Indian art at Christie’s

M.F. Husain’s The battle of Ganga and Yamuna

Subhra Mazumdar

As regards the choice of works from India, the attempt has been “to present juxtapositions of what’s happening on the art scene in India”

A two-day public viewing of 24 art works, scheduled for the Christie’s South Asian Modern+Contemporary Art sale in New York on 20 March 2008, was held at The Oberoi, New Delhi, on 20-21 February. Judging by the exhibits on view, it was clear that the highlights of the forthcoming sale will reflect the different movements and styles that have been emerging in this region. As regards the choice of works from India, the attempt has been “to present juxtapositions of what’s happening on the art scene in India”, according to Christie’s international director, Asian Art, Hugo Weihe.

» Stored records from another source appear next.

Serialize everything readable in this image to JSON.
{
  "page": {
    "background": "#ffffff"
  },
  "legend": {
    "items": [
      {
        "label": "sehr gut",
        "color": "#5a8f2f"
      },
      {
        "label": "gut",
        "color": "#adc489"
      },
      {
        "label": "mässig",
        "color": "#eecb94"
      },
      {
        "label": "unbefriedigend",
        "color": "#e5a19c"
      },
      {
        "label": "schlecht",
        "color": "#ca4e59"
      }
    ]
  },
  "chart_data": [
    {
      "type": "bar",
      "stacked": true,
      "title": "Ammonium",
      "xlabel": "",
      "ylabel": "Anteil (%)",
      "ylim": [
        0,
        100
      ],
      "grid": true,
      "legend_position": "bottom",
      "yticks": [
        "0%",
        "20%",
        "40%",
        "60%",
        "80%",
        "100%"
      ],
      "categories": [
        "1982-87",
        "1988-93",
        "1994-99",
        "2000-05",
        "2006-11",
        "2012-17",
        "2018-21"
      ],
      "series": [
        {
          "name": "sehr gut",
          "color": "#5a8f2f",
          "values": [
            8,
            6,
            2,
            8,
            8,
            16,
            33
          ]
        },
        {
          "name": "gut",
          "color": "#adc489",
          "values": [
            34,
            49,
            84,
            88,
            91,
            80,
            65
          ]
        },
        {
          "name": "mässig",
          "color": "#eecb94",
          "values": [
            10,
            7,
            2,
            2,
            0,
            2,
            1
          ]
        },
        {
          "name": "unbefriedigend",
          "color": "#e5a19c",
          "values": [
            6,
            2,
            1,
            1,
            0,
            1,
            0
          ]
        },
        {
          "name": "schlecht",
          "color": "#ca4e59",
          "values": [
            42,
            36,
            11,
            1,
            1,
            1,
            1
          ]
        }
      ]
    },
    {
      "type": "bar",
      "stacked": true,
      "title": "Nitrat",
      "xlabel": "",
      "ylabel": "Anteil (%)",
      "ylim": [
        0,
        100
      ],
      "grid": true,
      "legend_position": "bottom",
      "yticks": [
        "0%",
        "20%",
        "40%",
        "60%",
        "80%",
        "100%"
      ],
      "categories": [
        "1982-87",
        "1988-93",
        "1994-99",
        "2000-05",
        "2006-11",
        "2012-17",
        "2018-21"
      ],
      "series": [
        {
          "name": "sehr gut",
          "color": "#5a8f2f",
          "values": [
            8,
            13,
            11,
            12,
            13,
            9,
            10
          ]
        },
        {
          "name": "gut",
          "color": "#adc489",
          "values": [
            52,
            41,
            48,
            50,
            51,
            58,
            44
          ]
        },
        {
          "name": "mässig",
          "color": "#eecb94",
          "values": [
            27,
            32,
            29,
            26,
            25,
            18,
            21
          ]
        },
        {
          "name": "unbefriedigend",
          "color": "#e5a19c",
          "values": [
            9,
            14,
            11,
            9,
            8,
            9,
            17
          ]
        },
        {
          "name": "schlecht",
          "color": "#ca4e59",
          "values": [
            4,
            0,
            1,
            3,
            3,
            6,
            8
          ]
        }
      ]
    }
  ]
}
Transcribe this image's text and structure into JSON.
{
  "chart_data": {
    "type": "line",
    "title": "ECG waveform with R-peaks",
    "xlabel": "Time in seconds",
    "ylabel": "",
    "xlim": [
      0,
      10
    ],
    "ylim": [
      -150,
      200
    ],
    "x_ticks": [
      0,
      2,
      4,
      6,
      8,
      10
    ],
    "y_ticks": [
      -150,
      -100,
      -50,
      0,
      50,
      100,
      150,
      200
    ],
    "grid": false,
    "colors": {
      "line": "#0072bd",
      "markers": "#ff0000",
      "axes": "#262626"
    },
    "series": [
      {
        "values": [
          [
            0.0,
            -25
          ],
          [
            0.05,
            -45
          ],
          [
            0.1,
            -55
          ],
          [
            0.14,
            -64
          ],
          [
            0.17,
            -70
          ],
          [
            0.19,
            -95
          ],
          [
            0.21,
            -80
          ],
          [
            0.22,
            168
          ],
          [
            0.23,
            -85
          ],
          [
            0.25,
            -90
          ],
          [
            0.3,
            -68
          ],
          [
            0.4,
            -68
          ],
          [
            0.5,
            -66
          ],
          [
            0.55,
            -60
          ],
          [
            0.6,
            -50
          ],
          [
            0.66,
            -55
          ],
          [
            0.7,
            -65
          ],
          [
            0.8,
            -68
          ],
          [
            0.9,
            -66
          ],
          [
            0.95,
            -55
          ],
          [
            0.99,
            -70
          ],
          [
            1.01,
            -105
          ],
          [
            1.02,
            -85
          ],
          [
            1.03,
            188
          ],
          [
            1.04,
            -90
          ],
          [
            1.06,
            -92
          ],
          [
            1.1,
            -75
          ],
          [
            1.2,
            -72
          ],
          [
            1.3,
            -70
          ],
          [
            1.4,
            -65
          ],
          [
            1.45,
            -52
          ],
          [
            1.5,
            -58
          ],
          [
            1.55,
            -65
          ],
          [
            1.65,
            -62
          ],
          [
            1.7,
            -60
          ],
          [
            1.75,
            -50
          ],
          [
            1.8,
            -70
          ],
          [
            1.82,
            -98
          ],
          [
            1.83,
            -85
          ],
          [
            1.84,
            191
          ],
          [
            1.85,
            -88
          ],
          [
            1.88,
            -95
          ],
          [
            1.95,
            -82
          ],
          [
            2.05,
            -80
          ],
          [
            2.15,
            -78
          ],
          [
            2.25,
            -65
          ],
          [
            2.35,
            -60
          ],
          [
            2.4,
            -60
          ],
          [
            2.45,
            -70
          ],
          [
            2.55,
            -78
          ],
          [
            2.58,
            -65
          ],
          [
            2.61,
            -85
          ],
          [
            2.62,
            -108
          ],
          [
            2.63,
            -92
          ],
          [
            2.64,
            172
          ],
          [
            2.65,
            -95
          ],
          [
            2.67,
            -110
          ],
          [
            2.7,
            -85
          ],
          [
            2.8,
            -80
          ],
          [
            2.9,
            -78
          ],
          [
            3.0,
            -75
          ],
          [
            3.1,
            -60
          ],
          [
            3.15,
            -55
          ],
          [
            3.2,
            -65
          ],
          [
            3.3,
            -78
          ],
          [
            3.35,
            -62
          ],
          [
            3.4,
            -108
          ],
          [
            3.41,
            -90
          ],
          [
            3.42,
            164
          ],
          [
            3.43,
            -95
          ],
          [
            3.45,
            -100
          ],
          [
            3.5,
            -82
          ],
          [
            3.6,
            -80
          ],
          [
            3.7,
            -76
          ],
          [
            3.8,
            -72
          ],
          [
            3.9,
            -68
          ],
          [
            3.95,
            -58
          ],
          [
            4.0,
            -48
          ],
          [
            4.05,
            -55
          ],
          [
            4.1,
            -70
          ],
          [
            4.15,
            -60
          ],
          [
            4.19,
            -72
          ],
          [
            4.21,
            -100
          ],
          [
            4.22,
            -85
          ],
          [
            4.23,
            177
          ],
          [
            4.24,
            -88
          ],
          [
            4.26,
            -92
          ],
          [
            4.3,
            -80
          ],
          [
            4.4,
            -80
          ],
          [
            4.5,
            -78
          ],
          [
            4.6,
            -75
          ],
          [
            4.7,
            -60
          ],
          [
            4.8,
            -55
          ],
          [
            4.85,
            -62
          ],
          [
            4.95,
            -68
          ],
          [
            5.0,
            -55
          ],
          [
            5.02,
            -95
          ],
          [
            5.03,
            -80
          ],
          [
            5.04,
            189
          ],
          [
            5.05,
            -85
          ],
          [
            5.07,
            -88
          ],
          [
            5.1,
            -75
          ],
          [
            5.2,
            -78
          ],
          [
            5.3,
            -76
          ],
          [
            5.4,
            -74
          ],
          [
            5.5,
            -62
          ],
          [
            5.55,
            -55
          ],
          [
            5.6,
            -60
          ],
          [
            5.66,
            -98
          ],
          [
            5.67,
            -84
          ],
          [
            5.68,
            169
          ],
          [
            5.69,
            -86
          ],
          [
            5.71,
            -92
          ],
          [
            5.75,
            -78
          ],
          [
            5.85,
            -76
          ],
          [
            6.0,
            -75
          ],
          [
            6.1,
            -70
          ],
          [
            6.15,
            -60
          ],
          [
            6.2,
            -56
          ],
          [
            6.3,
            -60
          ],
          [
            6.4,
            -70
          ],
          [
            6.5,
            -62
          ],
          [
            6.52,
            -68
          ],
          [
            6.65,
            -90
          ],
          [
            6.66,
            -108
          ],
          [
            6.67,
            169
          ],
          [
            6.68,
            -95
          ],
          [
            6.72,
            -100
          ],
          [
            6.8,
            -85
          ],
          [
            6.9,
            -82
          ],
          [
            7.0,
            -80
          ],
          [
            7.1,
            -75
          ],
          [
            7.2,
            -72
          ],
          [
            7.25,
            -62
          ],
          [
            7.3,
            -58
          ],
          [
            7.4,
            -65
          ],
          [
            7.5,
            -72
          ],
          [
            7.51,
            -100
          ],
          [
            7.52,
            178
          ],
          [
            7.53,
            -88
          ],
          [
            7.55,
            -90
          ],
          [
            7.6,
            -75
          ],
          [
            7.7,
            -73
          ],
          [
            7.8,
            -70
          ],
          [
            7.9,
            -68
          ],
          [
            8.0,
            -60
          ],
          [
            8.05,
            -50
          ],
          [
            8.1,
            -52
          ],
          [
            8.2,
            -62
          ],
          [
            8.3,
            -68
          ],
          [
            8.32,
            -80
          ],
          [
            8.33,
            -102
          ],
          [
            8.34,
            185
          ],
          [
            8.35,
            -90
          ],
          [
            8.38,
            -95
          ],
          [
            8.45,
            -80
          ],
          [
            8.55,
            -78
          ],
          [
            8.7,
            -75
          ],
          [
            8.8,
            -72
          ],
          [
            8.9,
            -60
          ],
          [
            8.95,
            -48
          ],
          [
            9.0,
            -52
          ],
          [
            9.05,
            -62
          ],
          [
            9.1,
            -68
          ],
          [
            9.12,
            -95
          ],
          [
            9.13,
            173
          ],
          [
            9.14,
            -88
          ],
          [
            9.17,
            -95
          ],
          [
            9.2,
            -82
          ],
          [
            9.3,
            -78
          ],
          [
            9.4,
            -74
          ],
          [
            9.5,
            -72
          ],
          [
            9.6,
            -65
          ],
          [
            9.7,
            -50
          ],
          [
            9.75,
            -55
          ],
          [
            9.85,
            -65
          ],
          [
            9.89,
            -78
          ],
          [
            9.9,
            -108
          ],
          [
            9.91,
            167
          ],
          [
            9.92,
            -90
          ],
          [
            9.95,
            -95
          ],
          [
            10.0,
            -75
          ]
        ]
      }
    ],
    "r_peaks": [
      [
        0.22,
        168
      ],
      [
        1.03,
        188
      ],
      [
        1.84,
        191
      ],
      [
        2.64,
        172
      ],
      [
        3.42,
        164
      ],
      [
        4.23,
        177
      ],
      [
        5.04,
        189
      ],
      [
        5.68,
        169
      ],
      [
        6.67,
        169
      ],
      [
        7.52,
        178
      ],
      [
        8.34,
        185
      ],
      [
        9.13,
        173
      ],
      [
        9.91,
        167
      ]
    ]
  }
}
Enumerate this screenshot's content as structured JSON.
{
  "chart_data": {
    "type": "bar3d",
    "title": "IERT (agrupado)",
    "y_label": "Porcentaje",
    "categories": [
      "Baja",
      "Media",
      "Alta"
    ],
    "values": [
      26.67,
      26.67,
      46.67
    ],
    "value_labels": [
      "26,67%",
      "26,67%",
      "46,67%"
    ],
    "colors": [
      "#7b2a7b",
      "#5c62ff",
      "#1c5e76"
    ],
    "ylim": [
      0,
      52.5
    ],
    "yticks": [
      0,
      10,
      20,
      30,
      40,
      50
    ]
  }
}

Even in the selection of the older masters, most are early works and belie the signature styles of their later years. A case in point is Ram Kumar’s ‘The Vagabond’ (1956), which he worked on immediately after his return from Paris, where his style had been influenced by the melancholic realism of his mentor Fernand Leger. The Tyeb Mehta too, is special, as it dates to the pre- Mahisasura period, suggestive of a transitional element. The early Raza is from his landscape period, sans the ‘bindu’.
Among the works of younger artists, the innovative choice of artistic mediums is intriguing. Atul Dodiya has exploited the strength of calligraphy, imprinting a Sanskrit couplet in Roman script on a canvas backdrop executed with charcoal and marble dust. Bharti Kher’s use of commercially manufactured felt bindis for art is a novel departure. Gigi Scaria’s large photograph, a distinct single, is an outdoor shot intermingled with a fantasy element in the form of a wooden horse.

Akbar Padamsee’s abstract work in bold reds and blacks is a distinct change from the surreal earlier works and V.S. Gaitonde’s large abstract is a signature offering. That younger artists are challenging their own strengths by moving away from tried themes is evident in the Jagannath Panda who, just an exhibition earlier, was noted for minimal and soft watercolours.

Rameshwar Broota has adopted a special technique of using a sharp blade to scratch the surface at select spots, suggestive of light and forms in an otherwise monotonal grey-brown surface. As was evident from this select showing, the Christie’s sale has a strong focus—it lies not in names or mediums but in the interpretation where, says Weihe, “the content is important, not the means of expression”.